The Macro Headwind: Rupee depreciation makes imported base chemicals (used in detergents, cosmetics) costlier. HUL hedges, but there’s no free lunch. Commodity inflation remains a margin risk. Urban consumption is subdued (good monsoons help rural, but urban middle-class is still cautious). RBI rate cuts and tax relief announced in the budget could help, but the transmission is slow.
✓ Strengths
- 61.9% of 16 FMCG categories — market-leading brands in ~51% of portfolio
- 9 million retail touchpoints; 40,000+ rural outlets; 3,500+ distributors
- 27.8% ROCE — nearly double sector median (14.3%)
- ₹11,886 Cr annual operating CF; negative 71-day cash conversion cycle
- Zero debt (0.04x D/E), 58x interest coverage, Crisil AAA rating
- Unilever Plc backing: global R&D, supply chain, brand equity
✗ Weaknesses
- Revenue growth: 2% YoY (FY25), 3% TTM. Mature, slow-growth base
- OPM compression: 24% (FY24) → 23% (TTM) due to input costs + rupee
- P/E 47.9x assumes flawless execution of volume+premium pivot
- D2C acquisitions (OZiva, Minimalist) in early innings; integration risk
- Traditional distribution economics under pressure from QC/e-commerce
- Dividend payout 117% of profit (FY25) — unsustainable if growth stalls
→ Opportunities
- Volume-led growth: Rural recovery, monsoon support, disposable income expansion
- Premium/D2C scaling: OZiva (supplements), Minimalist (skincare) hitting ₹1,100 Cr ARR combined
- Quick commerce: Currently 3% of business, “doubling quarterly” — new margin channel
- Emerging adjacencies: Industrial lubricants, data centre fluids, kitchen appliances
- RBI rate cuts + tax relief providing macro tailwinds (if transmitted to consumption)
⚡ Threats
- EV penetration: Electric vehicles need less lubrication (long tail, but real)
- Unorganised competition: 65% of FMCG is still unorganised; regional brands proliferating
- Rupee depreciation: Imported inputs (palm oil, chemicals) rise in cost, margin pressure
- KWIL demerger execution: Ice cream market is fragmented; profitability target uncertain
- Premium D2C pivot cannibalises mass-market gross margins (margin vs volume tradeoff)

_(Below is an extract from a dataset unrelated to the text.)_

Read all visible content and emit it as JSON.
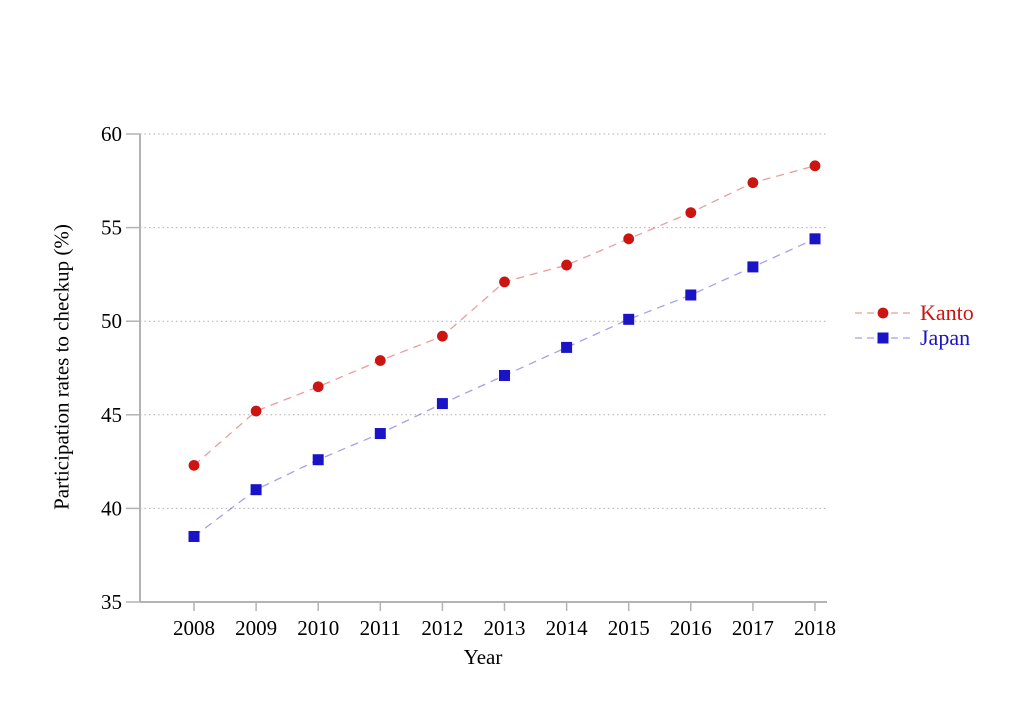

HUL is what happens when a company gets really, really good at boring things.
For three decades, it’s sold detergents, soaps, and shampoos better than anyone else. Returns have been steady, dividends abundant, balance sheet fortress-like. The stock has rewarded this with a 47.9x P/E — the second-highest in its peer group. Either the market is right (management’s pivot to volume+premium+D2C will accelerate growth to 6–8%), or it’s wrong (and growth stays at 2–3%, multiples compress, and investors pay 30x P/E in five years). For now, HUL is fairly valued at ₹2,226, assuming your time horizon matches management’s strategic ambitions. If you need excitement, go elsewhere. If you want a boring, profitable, dividend-paying business that’s slightly expensive but not insane, this is it.